Na volta fomos inquiri acerca das tours pelo Lago Titikaka. A tour de duas ilhas, até Taquille, saía às 06:45 da manhã. Chumbada imediatamente. Ninguém reunia condições para isso. E a atitude obriga a descanso. Portanto, saída no dia seguinte às 12h até às ilhas flutuantes dos Uros.
A subida das escadas foi risível. Autêntica brigada do reumático. Um a mancar desta perna, o outro a arrastar a outra, ridículo.
Uma vez no quarto, preparei -me para um banho quente fabuloso, para lavar o pó.
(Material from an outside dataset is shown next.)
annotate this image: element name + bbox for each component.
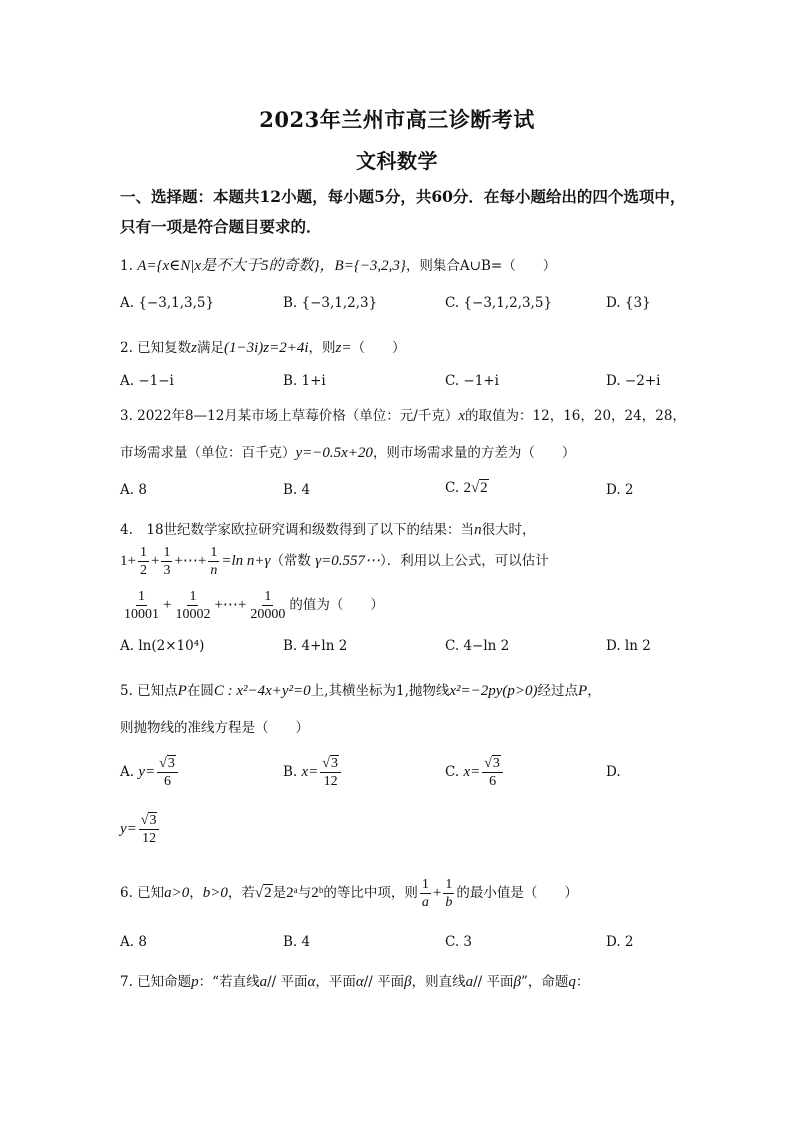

De acordo com os intrépidos viajantes que tinham tomado banho antes do jantar, o chuveiro era divinal, só precisava de algum tempo para aquecer. Cinco, dez, quinze minutos e nada. Água cada vez mais fria. Conclusão: não há água quente depois das 22h. E estavam 0o na rua, poucos mais no quarto. O pedido de aquecedor foi negado, pois já estavam todos emprestados. No fu@#€%& way que ia tomar banho frio. Depois de uma birra, decidi tomar banho de toalhetes. Serve de treino para o caminho inca. E fui dormir ainda meia coberta de pó mas a cheirar a rabinho de bebé.
domingo, 5 de junho de 2016
You take my breath away (03/06/16)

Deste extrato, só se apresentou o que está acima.